The Democratic nominee, W.P. Atkinson, had survived a brutal primary and runoff in which he defeated former Gov. Raymond Gary by just 900 votes. Atkinson was a real estate developer who more or less built Midwest City after Tinker Field — now Tinker Air Force Base — was located on farmland east of downtown Oklahoma City in the run-up to U.S. entry into World War II. Atkinson was the mortal enemy of powerful Daily Oklahoman publisher E.K. Gaylord.

Gaylord found an ally in Republican candidate Henry Bellmon. Bellmon, a Noble County farmer, had revitalized the Oklahoma GOP. As state chairman, he pushed the party’s boundaries beyond the country club set that had dominated it for so long. He ventured into small towns and rural counties that had not had a Republican Party organization in decades, if ever.

A key component of Atkinson’s platform was a one-cent sales tax increase. During a highly-anticipated debate in Tulsa, Atkinson was asked by newsman Phil Dessauer what he would do if the Legislature refused to give him the increase. Atkinson replied that he supposed he would just have to go after waste, corruption and abuse.

Dryly, Bellmon wondered why Atkinson would not go after waste, corruption and abuse first.
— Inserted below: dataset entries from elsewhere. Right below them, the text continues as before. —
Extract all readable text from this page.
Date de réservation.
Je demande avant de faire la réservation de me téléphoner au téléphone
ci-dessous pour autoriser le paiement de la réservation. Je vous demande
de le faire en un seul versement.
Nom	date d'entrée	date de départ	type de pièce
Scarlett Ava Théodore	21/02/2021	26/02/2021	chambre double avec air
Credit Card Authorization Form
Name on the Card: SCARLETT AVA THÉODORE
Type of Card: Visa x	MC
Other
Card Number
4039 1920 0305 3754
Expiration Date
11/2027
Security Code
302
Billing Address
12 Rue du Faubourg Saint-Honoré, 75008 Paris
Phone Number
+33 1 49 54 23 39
Bellmon might have won the election anyway. Tax increases are never popular, and Atkinson was being hammered daily in The Oklahoman. And, as Bellmon had discerned, the state’s political foundations were shifting. But in political lore, that brief exchange in Tulsa is remembered as the turning point in an election that brought Oklahoma its first Republican governor.